Relief wells can pre-empt gas catastrophes
Relief wells can pre-empt gas catastrophes
Re “A billowing wake-up call from L.A. on greenhouse gas” (Editorial, Dec. 30): There is already a perfectly good way to prevent gas and oil leaks from becoming major catastrophic events. It is to preemptively drill one or more relief wells close to the main bore, before the main well is struck.
It was a method first suggested by Admiral Thad Allen (Commandant U.S. Coast Guard, Ret.), the person in charge of the Gulf cleanup, as the only way he knew to ensure safety on these types of drilling operations. Sen. Frank Lautenberg also introduced a bill in Congress to require the pre-drilling of relief wells.
It was referred to committee in 2010 and apparently died there.
Once in place, pre-drilled relief wells all but guarantee that the containment of any spill or leak can be done in a matter of weeks, if not days. That would prevent the massive spills caused by months of delay waiting for relief wells to be drilled after the fact.

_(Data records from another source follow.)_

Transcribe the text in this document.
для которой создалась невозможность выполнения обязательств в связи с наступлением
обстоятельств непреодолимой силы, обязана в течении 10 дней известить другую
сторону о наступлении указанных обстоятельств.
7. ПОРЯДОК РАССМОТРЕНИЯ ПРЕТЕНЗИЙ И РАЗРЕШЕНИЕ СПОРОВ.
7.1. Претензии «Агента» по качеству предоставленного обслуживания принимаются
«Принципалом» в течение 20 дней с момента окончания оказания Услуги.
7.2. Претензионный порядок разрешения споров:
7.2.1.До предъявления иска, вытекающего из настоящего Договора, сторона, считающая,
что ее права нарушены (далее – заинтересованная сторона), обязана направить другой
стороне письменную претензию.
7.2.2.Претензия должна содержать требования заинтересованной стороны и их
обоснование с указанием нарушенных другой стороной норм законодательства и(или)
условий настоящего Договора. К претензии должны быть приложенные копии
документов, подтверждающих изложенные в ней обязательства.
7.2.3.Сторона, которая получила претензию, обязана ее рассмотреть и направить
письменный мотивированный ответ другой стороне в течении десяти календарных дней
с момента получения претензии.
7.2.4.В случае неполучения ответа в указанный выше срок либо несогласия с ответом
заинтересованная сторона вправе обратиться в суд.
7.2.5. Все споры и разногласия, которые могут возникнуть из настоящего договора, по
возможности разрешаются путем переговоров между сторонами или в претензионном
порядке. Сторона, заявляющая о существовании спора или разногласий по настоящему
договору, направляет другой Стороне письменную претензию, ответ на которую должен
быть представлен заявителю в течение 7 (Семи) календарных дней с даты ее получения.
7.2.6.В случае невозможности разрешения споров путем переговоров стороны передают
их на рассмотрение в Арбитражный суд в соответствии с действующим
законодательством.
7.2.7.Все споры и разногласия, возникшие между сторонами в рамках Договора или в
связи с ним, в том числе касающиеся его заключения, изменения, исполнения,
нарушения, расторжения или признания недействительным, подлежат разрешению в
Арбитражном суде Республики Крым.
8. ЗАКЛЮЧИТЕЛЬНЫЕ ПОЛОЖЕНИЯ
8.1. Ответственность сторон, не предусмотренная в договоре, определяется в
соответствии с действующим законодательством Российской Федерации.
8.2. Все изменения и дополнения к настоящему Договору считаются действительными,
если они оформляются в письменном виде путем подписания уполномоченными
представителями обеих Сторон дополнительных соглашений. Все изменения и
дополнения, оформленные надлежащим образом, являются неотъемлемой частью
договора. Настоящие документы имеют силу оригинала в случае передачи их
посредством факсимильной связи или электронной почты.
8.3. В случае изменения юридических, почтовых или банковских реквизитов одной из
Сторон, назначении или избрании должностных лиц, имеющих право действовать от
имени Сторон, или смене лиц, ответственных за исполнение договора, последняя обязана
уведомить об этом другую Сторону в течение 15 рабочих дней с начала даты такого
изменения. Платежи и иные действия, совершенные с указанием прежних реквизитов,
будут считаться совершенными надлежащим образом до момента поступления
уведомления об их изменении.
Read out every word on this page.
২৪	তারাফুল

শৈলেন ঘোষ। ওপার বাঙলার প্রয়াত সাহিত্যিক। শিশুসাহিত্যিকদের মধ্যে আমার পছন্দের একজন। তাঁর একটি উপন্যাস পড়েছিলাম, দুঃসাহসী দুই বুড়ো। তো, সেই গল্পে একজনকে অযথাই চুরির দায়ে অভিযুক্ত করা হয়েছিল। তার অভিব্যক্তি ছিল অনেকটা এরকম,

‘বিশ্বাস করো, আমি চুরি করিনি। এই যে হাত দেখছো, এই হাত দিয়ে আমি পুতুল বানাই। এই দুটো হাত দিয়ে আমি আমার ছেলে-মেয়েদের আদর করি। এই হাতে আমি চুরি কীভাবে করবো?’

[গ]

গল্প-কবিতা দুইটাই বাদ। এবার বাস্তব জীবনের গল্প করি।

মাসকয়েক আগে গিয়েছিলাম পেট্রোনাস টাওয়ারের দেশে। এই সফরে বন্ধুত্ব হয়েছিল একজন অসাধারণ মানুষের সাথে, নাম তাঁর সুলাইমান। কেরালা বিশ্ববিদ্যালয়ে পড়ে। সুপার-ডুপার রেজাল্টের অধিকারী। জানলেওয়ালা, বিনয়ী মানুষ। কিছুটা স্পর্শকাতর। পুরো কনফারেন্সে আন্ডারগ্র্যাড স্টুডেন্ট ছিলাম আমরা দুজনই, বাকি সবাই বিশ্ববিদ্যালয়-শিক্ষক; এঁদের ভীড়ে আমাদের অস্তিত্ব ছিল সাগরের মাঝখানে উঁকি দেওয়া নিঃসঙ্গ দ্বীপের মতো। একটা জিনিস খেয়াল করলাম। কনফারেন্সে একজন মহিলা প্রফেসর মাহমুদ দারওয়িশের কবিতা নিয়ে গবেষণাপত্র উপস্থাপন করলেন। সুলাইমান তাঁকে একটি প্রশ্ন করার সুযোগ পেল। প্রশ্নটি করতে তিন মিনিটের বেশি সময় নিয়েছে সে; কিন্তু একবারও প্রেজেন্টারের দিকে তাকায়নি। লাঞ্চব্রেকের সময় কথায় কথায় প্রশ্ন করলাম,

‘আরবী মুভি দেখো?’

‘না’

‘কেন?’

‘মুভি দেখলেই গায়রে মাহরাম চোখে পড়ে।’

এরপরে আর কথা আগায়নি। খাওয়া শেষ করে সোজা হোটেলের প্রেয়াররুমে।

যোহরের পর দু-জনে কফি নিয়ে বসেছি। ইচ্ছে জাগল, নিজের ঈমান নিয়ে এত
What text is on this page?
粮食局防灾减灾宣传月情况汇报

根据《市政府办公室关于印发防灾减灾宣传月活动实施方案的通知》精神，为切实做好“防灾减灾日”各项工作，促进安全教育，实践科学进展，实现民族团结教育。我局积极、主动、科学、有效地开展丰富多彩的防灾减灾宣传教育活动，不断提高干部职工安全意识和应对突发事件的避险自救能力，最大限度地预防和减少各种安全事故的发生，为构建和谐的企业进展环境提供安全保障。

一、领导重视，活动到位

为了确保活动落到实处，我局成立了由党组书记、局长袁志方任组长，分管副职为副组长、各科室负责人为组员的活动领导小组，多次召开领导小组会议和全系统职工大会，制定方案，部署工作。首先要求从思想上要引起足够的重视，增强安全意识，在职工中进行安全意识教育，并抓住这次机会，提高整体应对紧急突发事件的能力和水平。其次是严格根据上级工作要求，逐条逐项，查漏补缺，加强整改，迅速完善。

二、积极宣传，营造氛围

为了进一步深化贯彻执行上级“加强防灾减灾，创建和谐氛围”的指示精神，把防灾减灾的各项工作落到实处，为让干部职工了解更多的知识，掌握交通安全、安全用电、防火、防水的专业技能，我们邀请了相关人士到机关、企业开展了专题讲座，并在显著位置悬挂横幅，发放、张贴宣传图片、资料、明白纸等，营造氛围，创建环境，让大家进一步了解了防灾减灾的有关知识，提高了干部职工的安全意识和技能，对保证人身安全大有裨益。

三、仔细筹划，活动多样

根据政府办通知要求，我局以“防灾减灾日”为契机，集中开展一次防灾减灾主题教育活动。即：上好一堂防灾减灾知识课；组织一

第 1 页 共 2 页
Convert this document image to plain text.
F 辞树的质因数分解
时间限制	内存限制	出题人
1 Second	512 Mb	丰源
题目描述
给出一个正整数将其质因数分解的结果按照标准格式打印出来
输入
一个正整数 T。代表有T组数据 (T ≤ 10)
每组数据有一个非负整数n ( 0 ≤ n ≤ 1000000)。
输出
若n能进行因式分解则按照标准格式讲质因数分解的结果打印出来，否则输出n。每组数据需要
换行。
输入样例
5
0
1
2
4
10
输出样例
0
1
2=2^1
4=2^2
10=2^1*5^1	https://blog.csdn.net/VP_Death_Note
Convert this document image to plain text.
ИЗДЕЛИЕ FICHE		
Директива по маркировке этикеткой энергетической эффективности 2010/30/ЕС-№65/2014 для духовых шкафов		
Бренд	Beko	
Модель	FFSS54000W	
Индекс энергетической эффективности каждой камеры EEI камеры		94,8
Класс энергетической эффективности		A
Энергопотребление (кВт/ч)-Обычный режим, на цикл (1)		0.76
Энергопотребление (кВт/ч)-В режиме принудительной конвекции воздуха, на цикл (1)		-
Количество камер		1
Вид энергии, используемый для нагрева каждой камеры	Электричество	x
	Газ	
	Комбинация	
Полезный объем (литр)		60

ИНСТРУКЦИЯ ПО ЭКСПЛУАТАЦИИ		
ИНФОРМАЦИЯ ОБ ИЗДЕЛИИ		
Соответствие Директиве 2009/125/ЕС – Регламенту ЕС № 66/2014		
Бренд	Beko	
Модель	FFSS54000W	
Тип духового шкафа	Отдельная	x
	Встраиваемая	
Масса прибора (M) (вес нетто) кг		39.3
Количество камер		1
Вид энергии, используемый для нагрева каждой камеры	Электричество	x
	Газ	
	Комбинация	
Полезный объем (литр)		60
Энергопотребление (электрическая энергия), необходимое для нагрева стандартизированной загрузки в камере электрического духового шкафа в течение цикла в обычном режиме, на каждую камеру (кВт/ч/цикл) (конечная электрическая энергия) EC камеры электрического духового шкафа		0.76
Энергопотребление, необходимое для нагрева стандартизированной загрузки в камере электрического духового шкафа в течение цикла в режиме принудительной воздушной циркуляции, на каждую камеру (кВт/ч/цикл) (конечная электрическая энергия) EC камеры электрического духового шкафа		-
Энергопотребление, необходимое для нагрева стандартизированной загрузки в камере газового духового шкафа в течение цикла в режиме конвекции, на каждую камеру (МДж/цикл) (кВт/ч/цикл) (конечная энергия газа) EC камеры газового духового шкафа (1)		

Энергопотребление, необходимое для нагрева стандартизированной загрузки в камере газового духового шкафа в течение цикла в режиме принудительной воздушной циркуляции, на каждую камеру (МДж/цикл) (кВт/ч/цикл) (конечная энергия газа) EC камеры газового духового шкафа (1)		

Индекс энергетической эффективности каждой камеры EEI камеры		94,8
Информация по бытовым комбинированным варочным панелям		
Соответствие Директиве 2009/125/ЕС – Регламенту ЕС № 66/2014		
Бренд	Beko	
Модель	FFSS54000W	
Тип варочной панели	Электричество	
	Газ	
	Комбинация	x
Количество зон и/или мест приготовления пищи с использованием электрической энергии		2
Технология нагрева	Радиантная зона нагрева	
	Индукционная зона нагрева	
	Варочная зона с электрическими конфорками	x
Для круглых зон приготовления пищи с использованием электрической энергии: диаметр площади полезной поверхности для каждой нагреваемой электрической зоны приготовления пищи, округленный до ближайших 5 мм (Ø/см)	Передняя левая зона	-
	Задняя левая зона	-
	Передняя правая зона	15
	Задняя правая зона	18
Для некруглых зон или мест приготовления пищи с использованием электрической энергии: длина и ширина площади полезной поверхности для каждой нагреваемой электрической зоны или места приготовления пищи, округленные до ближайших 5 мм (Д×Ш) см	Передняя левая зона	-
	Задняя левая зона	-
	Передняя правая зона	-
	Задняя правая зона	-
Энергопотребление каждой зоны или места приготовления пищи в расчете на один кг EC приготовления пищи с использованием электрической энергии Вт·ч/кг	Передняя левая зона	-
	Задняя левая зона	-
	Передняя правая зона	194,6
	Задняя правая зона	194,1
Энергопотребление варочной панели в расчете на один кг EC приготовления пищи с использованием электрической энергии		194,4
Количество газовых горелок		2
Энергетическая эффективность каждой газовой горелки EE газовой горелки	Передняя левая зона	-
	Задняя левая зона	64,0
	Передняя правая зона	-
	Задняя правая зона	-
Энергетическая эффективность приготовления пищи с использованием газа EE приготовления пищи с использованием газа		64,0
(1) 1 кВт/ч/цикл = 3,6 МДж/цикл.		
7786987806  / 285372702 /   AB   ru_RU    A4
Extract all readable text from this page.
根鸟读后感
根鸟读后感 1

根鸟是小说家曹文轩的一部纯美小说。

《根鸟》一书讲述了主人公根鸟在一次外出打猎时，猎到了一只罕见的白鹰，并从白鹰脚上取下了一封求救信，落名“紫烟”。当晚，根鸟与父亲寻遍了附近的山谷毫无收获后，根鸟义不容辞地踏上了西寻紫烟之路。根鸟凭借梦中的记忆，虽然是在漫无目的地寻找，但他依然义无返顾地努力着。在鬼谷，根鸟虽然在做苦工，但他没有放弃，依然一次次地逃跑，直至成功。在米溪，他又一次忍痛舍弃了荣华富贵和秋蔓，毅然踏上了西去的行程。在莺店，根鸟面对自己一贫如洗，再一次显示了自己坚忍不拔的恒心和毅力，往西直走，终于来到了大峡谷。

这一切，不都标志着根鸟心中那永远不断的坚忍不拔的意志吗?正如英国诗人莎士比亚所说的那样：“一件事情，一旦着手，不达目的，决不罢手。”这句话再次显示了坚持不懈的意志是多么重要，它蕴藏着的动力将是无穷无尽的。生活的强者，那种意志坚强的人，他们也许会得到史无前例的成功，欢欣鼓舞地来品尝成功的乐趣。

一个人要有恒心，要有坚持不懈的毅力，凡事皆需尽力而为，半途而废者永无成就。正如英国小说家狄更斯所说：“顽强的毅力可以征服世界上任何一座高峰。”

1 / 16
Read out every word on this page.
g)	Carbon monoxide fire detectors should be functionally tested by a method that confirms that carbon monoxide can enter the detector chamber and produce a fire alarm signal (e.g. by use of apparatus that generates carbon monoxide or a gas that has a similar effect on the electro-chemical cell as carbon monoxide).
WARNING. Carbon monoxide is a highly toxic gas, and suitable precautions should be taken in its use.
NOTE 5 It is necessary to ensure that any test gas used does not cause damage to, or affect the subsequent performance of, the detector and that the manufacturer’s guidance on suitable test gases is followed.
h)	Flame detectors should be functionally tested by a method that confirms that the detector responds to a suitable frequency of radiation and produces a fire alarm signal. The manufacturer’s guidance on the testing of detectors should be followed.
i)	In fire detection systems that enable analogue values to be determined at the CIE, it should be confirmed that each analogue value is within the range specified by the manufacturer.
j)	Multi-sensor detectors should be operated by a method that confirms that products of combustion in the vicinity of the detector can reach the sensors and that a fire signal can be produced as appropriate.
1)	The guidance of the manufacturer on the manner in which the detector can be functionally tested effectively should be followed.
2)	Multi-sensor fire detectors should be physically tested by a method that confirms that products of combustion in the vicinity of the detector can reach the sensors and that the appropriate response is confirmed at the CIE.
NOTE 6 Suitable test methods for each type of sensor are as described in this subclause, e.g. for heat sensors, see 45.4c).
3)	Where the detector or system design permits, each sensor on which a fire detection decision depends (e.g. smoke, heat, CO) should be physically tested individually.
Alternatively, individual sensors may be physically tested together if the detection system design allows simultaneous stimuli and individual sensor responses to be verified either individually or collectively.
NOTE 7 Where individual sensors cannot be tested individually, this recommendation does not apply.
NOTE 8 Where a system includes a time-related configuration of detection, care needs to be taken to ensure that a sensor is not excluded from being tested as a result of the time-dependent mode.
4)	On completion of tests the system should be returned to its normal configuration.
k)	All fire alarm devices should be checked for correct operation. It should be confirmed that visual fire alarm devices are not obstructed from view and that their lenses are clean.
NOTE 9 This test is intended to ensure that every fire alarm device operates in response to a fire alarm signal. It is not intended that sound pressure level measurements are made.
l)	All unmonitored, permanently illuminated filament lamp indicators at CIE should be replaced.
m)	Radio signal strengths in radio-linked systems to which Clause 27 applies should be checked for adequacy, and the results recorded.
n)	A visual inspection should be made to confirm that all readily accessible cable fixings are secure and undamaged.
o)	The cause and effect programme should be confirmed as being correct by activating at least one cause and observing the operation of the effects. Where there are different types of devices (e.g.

The cost of this safety measure is negligible relative to the costs of the rigs and wells themselves. Yet this direct method of preventing catastrophic damage was never discussed during the congressional safety hearings on the BP incident, and Lautenberg’s bill never made it to the floor.
One can only wonder by whom and for what reason this obvious solution set to well safety has been left out of these discussions.
Once again, it appears the oil and gas industries are putting profits ahead of public safety and the environment.
Red Slider, Sacramento
Alejo shows economic illiteracy
Re “Wage hike will lift families, won’t cost jobs” (Viewpoints, Dec. 30): My first job was making $3.35 per hour at a small mom-and-pop Greek gyros stand at a shopping mall. Within a couple of months, they liked my work, and gave me a raise of 10 cents.
I worked my way up to $3.75 about a year later when I left for college. I had no special skills when they hired me, but did have a willingness to work, and although it was a tiring and greasy job, it gave me experience.
Other jobs included pizza delivery for Domino’s and working in the college cafeteria and at Subway, so that in graduate school, I was able to land a job as assistant manager for a small pizza chain, which included health benefits.
The bottom line was, I was able to work my way up so that I could move beyond minimum wage.
This is why those jobs are there – to give experience, not to be a way of life. I wonder why Assemblyman Luis Alejo’s mother-in-law worked for 20 years at one minimum-wage job and eight years at another for only 10 cents more.
During that time, did she not gain any skills to go after something better? If you work hard and are well-liked, there are options, and those should go beyond waiting for the government to take care of you.
Employers have only two choices when the government hikes the minimum wage: raise prices or hire fewer employees. Both of these options hurt the poor that Assemblyman Alejo claims to care about.
Jeff Randall, Antelope
Milk does bodies harm
Re “Greener cows can cut carbon emissions at dairies” (Viewpoints, Dec. 30): Making dairy operations greener by installing methane digesters overlooks three inconvenient facts about dairy products.
Dairy products can increase risk of breast, prostate and ovarian cancer. Production of dairy products is water-intensive. And, as the article observes, methane is an environmentally harmful byproduct.
Don’t buy dairy and protect yourself, your family, and the environment.
Ken Newman, Sacramento
Refuse vasectomies too?
Re “Birth-control surgery refused; ACLU sues” (Page 4A, Dec. 30): Thank you for informing us that some of our own local hospitals here in California are refusing to do basic tubal ligations for women who choose to have them. Incredible, in 2015 in California.
If certain religious individuals and organizations believe they have the right to control women’s health, I wonder if they also refuse to do vasectomies for men who want them, since those also contribute to missed opportunities to procreate.
Do these people know the dangers and difficulties of being pregnant, not to mention individual choice and common sense?